Angelesia splendens
- Conservation status: Least Concern (IUCN 2.3)

Scientific classification
- Kingdom: Plantae
- Clade: Tracheophytes
- Clade: Angiosperms
- Clade: Eudicots
- Clade: Rosids
- Order: Malpighiales
- Family: Chrysobalanaceae
- Genus: Angelesia
- Species: A. splendens
- Binomial name: Angelesia splendens Korth.
- Synonyms: Atuna nitida (Hook.f.) Panigrahi & K.M.Purohit; Coccomelia nitida (Hook.f.) Ridl.; Ferolia nitida (Hook.f.) Kuntze; Licania splendens (Korth.) Prance; Parinari nitida Hook.f.; Trichocarya splendens (Korth.) Miq.;

= Angelesia splendens =

- Genus: Angelesia
- Species: splendens
- Authority: Korth.
- Conservation status: LR/lc
- Synonyms: Atuna nitida , Coccomelia nitida , Ferolia nitida , Licania splendens , Parinari nitida , Trichocarya splendens

Species of tree

Angelesia splendens is a tree in the family Chrysobalanaceae.

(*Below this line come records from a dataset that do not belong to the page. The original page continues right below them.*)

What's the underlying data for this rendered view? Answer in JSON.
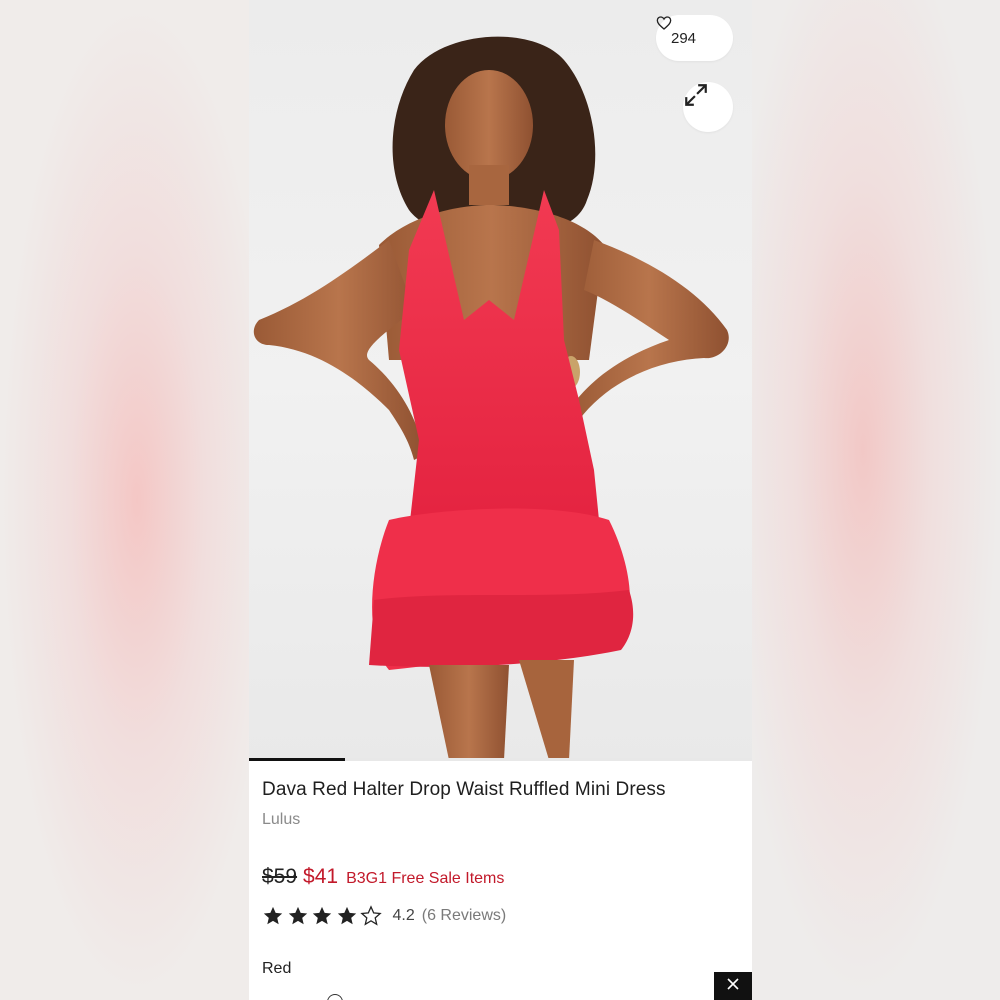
{
  "product": {
    "likes": "294",
    "title": "Dava Red Halter Drop Waist Ruffled Mini Dress",
    "brand": "Lulus",
    "old_price": "$59",
    "new_price": "$41",
    "promo": "B3G1 Free Sale Items",
    "rating": "4.2",
    "rating_stars": 4.2,
    "reviews": "(6 Reviews)",
    "color": "Red"
  },
  "gallery": {
    "progress": 0.19
  },
  "icons": {
    "like": "heart-outline-icon",
    "expand": "expand-arrows-icon",
    "close": "close-icon",
    "star": "star-icon"
  },
  "colors": {
    "sale_red": "#c2192a",
    "dress_red": "#ee2b47",
    "text_dark": "#1f1f1f"
  }
}
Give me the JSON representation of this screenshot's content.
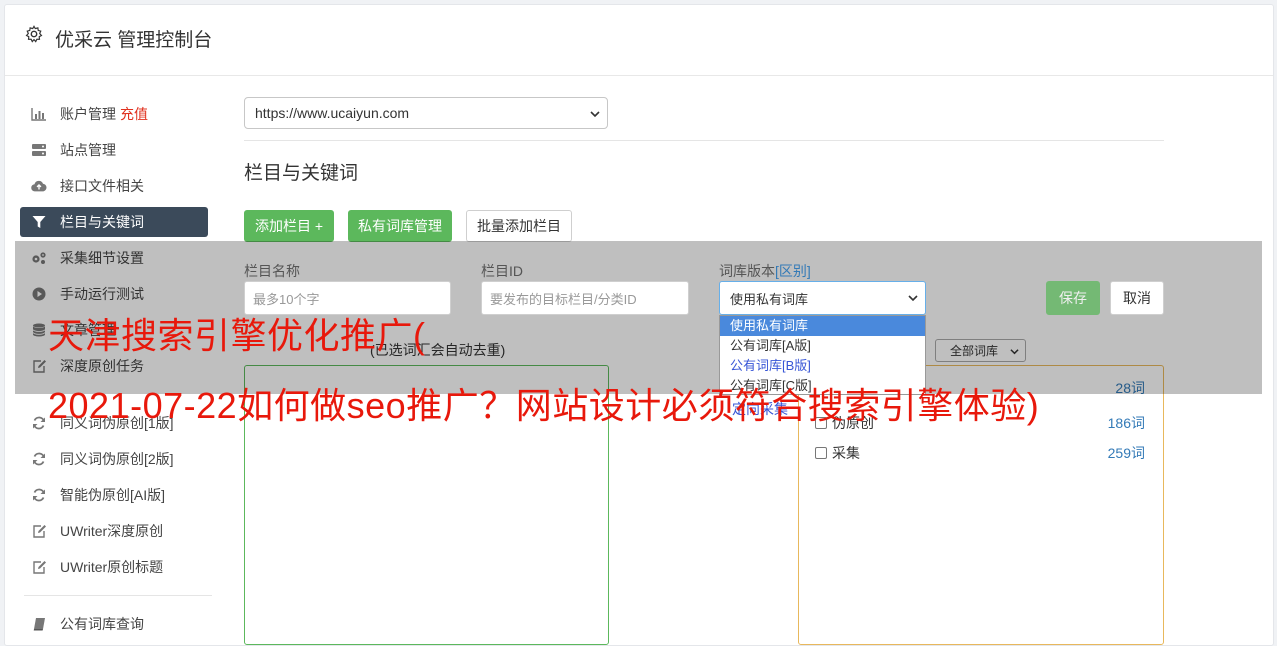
{
  "app": {
    "title": "优采云 管理控制台"
  },
  "sidebar": {
    "items": [
      {
        "label": "账户管理",
        "badge": "充值",
        "icon": "bar-chart-icon"
      },
      {
        "label": "站点管理",
        "icon": "server-icon"
      },
      {
        "label": "接口文件相关",
        "icon": "cloud-upload-icon"
      },
      {
        "label": "栏目与关键词",
        "icon": "filter-icon",
        "active": true
      },
      {
        "label": "采集细节设置",
        "icon": "gears-icon"
      },
      {
        "label": "手动运行测试",
        "icon": "play-circle-icon"
      },
      {
        "label": "文章管理",
        "icon": "database-icon"
      },
      {
        "label": "深度原创任务",
        "icon": "edit-icon"
      },
      {
        "label": "同义词伪原创[1版]",
        "icon": "refresh-icon"
      },
      {
        "label": "同义词伪原创[2版]",
        "icon": "refresh-icon"
      },
      {
        "label": "智能伪原创[AI版]",
        "icon": "refresh-icon"
      },
      {
        "label": "UWriter深度原创",
        "icon": "edit-icon"
      },
      {
        "label": "UWriter原创标题",
        "icon": "edit-icon"
      },
      {
        "label": "公有词库查询",
        "icon": "book-icon"
      }
    ]
  },
  "main": {
    "site_select": {
      "value": "https://www.ucaiyun.com"
    },
    "section_title": "栏目与关键词",
    "buttons": {
      "add_column": "添加栏目 +",
      "private_dict": "私有词库管理",
      "batch_add": "批量添加栏目"
    },
    "form": {
      "name_label": "栏目名称",
      "name_placeholder": "最多10个字",
      "id_label": "栏目ID",
      "id_placeholder": "要发布的目标栏目/分类ID",
      "dict_label": "词库版本",
      "dict_label_link": "[区别]",
      "dict_value": "使用私有词库",
      "save": "保存",
      "cancel": "取消"
    },
    "dropdown_options": [
      "使用私有词库",
      "公有词库[A版]",
      "公有词库[B版]",
      "公有词库[C版]"
    ],
    "keywords_hint": "(已选词汇会自动去重)",
    "dict_filter": "全部词库",
    "dict_list": [
      {
        "label": "",
        "count": "28词"
      },
      {
        "label": "伪原创",
        "count": "186词"
      },
      {
        "label": "采集",
        "count": "259词"
      }
    ],
    "ghost_link": "定向采集"
  },
  "watermark": {
    "line1": "天津搜索引擎优化推广(",
    "line2": "2021-07-22如何做seo推广？网站设计必须符合搜索引擎体验)"
  },
  "colors": {
    "green": "#5cb85c",
    "active_nav": "#3b4a5a",
    "link": "#337ab7",
    "watermark": "#e8180b"
  }
}
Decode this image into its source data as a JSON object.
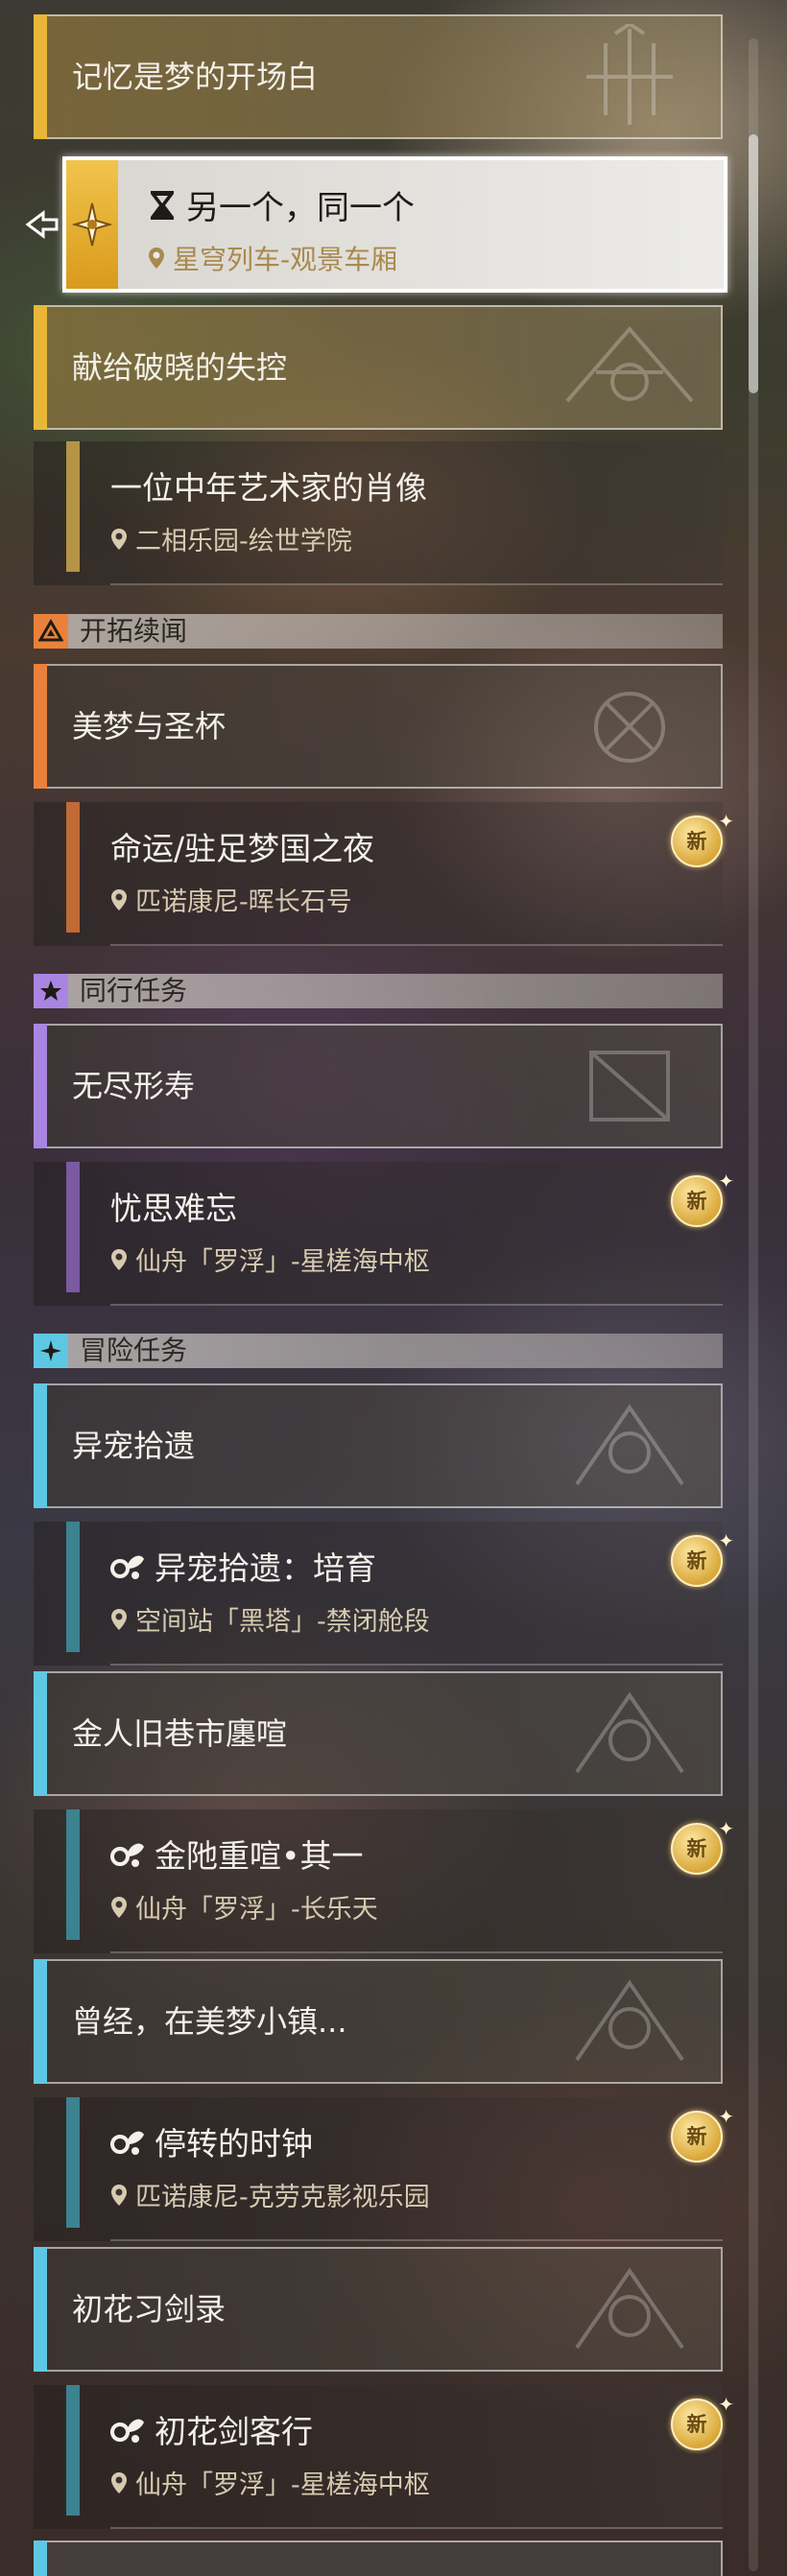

The specific epithet splendens is from the Latin meaning 'shining', referring to surfaces of the dried leaves.

==Description==
Angelesia splendens grows up to 25 m tall. The bark is smooth to scaly. The ellipsoid fruits measure up to 1.3 cm long. The strong durable timber is locally used for railway ties and in saltwater construction. The fruit is considered edible.

==Distribution and habitat==
Angelesia splendens is native to southern Thailand and western and central Malesia (Peninsular Malaysia, Sumatra, Borneo, Java, Sulawesi, and the Philippines). Its habitat is dipterocarp forests, swamps and seashores to 400 m elevation.